Additionally, since COBRA included only patients with early disease and consequently with little baseline damage, the programs need to be validated in patients with more extensive baseline damage. Theoretically, this may lead to lower success rates per patient, since measurement failure is more common in damaged joints.
Although the high standard of a 90% success rate in measuring both images in paired image sets was not reached by any of the programs, the majority of failures were due to image problems or structural abnormalities that precluded measurement. These factors may also influence observer scoring. No record was available as to how the readers who scored the radiographs handled these structural problems, other than subluxation, which is treated as joint space narrowing in the Sharp-van der Heijde method. Methods for imputation of data missing for technical reasons should be carefully considered. Multiple imputation based on mixed-effects analysis, as suggested recently by Baron, et al, may offer the smallest bias11.

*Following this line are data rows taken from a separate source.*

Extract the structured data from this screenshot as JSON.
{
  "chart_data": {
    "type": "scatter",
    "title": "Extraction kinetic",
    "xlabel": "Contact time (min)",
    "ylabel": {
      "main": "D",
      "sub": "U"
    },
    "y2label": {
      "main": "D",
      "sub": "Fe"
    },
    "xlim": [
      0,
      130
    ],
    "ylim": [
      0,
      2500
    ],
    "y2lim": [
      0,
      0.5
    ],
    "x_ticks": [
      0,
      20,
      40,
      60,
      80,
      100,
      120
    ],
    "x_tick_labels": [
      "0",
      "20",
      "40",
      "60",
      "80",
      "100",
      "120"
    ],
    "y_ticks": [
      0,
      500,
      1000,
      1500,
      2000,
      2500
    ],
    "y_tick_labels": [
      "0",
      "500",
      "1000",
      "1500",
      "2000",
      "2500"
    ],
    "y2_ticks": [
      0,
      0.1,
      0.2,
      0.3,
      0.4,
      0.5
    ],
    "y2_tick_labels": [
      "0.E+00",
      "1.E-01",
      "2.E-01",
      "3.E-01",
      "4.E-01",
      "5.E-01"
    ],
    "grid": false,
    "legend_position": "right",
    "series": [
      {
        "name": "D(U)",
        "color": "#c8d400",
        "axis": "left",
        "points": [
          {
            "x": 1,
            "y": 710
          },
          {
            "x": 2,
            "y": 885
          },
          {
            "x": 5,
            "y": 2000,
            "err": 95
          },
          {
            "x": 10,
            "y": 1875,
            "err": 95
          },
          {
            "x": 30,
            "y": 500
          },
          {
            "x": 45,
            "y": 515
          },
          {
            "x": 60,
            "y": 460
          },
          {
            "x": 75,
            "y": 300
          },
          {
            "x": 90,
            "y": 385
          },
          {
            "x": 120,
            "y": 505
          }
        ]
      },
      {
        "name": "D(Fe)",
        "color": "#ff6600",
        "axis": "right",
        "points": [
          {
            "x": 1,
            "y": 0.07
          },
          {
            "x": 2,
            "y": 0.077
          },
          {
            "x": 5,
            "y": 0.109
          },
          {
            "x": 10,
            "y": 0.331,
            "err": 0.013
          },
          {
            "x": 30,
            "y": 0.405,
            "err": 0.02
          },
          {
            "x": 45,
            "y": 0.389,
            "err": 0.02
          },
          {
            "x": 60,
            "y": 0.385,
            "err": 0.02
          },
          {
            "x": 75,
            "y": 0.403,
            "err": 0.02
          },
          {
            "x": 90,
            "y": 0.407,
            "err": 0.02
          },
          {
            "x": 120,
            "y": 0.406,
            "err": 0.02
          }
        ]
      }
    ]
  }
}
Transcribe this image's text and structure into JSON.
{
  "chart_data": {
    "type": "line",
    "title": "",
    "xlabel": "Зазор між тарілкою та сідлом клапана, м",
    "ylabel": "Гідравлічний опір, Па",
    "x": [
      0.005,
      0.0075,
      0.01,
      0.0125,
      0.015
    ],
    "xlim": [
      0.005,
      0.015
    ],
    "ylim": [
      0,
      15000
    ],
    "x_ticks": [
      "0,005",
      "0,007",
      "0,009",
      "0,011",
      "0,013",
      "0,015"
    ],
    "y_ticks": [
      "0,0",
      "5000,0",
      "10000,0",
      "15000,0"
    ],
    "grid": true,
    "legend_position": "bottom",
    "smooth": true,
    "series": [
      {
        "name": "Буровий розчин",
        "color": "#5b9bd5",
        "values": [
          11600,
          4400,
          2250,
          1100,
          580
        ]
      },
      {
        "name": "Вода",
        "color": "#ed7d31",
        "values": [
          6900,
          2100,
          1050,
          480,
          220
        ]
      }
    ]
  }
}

Most of the other issues that can affect the success rate relate to image quality. Undoubtedly, many of these issues have been ignored too long. The failure of radiographers to include all structures, such as the wrist, little finger, and little toe, is an inexcusable lapse in meeting appropriate standards for investigational studies. From personal experience we can say that such failures are common in clinical trials. Poor dynamic range of images is frequently due to using cheap film. OMERACT should take a strong and positive stand on this issue.
In the future the subcommittee on computer-based measurements is planning studies to evaluate the effect of image resolution of 50- versus 100-micron pixel size on measurements and to examine whether recording the image at 8- or 16-bit gray scale has an effect on computer-based measurements. As indicated above, further evaluations need to be done in patients with more extensive damage. Beyond that we will begin studies on measuring erosions.
Footnotes
-
The lead author, John T. Sharp, died September 14, 2008. Professor emeritus and retired rheumatologist, he chaired the OMERACT subcommittee on automated joint measurement. The members of the subcommittee and co-authors of this article commemorate Prof. Sharp as an inspiring, scholarly, and ever-enthusiastic forerunner in the development of automated joint measurement, and intend to continue the scientific work on automated joint measurement in his spirit.